Für den SSW steht fest, dass wir diesem Gesetz nur zustimmen können, wenn kein Betroffener schlechtergestellt wird. Das ist die Grundvoraussetzung. Doch ich bleibe zuversichtlich: Wenn wirklich alle Kräfte gebündelt werden, dann können wir vielleicht doch noch ein Teilhabegesetz bekommen, das unsere Anforderungen erfüllt und damit im Sinne der Menschen mit Behinderung ist. Ich denke, gerade diese zentrale sozialpolitische Reform hat alle Sorgfalt verdient, damit das, was dabei heraus
Das Wort für die Landesregierung hat die Ministerin für Soziales, Gesundheit, Wissenschaft und Gleichstellung, Frau Kristin Alheit.
Sehr geehrter Herr Präsident! Meine sehr geehrten Damen und Herren Abgeordnete! Die Reform der Eingliederungshilfe wird von Politik und Verbänden seit Jahren gefordert und hat nun - ich möchte sagen endlich - die Phase intensiver parlamentarischer Beratungen erreicht.

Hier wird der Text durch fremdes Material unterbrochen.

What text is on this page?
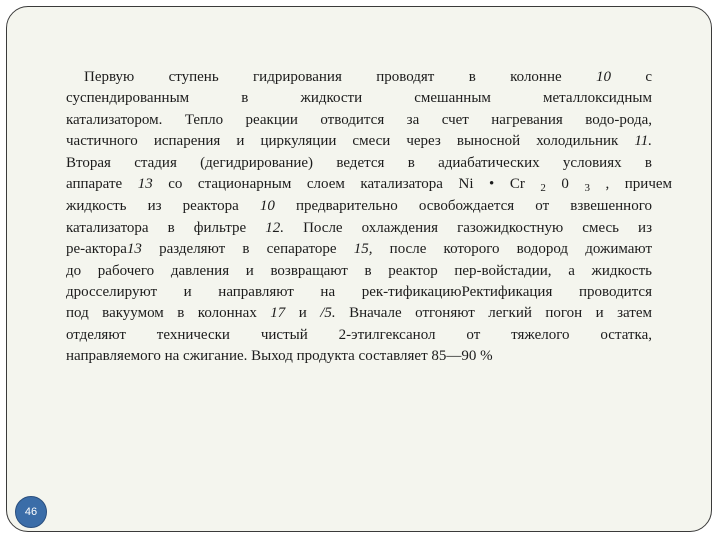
Первую ступень гидрирования проводят в колонне 10 с
суспендированным в жидкости смешанным металлоксидным
катализатором. Тепло реакции отводится за счет нагревания водо-рода,
частичного испарения и циркуляции смеси через выносной холодильник 11.
Вторая стадия (дегидрирование) ведется в адиабатических условиях в
аппарате 13 со стационарным слоем катализатора Ni • Cr $_2$ 0 $_3$ , причем
жидкость из реактора 10 предварительно освобождается от взвешенного
катализатора в фильтре 12. После охлаждения газожидкостную смесь из
ре-актора13 разделяют в сепараторе 15, после которого водород дожимают
до рабочего давления и возвращают в реактор пер-войстадии, а жидкость
дросселируют и направляют на рек-тификациюРектификация проводится
под вакуумом в колоннах 17 и /5. Вначале отгоняют легкий погон и затем
отделяют технически чистый 2-этилгексанол от тяжелого остатка,
направляемого на сжигание. Выход продукта составляет 85—90 %
46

Derzeit ist geplant, das Bundesteilhabegesetz ab Januar 2017 schrittweise in Kraft zu setzen. Andere Redner haben bereits darauf hingewiesen, ab 2020 soll die Eingliederungshilfe keine Leistung der Sozialhilfe mehr sein. Das Recht auf Teilhabe und Rehabilitation wird als eigenständiges Leistungsrecht in einem Kapitel des Neunten Sozialgesetzbuches geregelt.
Es ist richtig, der Gesetzentwurf ist in den vergangenen Monaten intensiv diskutiert und auch in vielen Punkten kritisiert worden. Viele haben es mitbekommen, heute Morgen ist ein Teil dieser Diskussion und der Kritik vor dem Landtag artikuliert und uns in Form von Kröten mitgegeben worden. Die Landesregierung nimmt diese Kritik sehr ernst. Sie nimmt auch das Anliegen der betroffenen Menschen sehr ernst. Wir teilen diese Kritik in verschiedenen Punkten. Wir haben uns deshalb im gesamten Verfahren und in einer ganzen Reihe von Punkten für Verbesserungen starkgemacht, und es wurden auch Verbesserungen erreicht.

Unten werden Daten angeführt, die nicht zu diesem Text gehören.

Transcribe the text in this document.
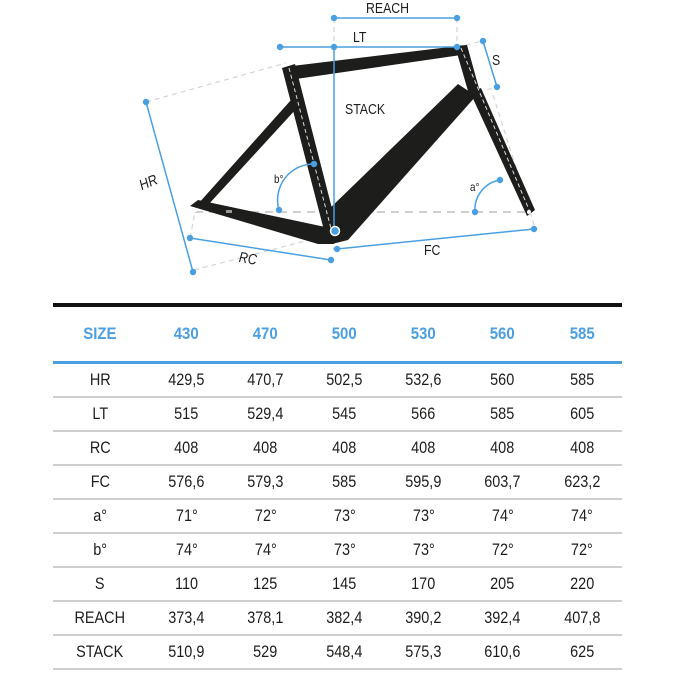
REACH
LT
S
STACK
HR	b°
a°
RC	FC
SIZE	430	470	500	530	560	585
HR	429,5	470,7	502,5	532,6	560	585
LT	515	529,4	545	566	585	605
RC	408	408	408	408	408	408
FC	576,6	579,3	585	595,9	603,7	623,2
a°	71°	72°	73°	73°	74°	74°
b°	74°	74°	73°	73°	72°	72°
S	110	125	145	170	205	220
REACH	373,4	378,1	382,4	390,2	392,4	407,8
STACK	510,9	529	548,4	575,3	610,6	625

Es war ausgesprochen gut, dass sich dieser Landtag im vergangenen Jahr zu den Anforderungen an ein Bundesteilhabegesetz positioniert hat. Ich meine, nicht alle, aber doch wesentliche Teile dieser Anforderungen werden schon im jetzt vorliegenden Entwurf erfüllt, und es ist gut, dass die Fraktionen weiterhin Punkte formulieren, für die sie noch Verbesserungsbedarf sehen. Viele dieser Punkte kann ich unterschreiben. Weiteren Verbesserungsbedarf sehe nämlich auch ich. Bund und Länder werden bis zuletzt weitere Verbesserungen einfordern und gemeinsam nach der besten Lösung suchen.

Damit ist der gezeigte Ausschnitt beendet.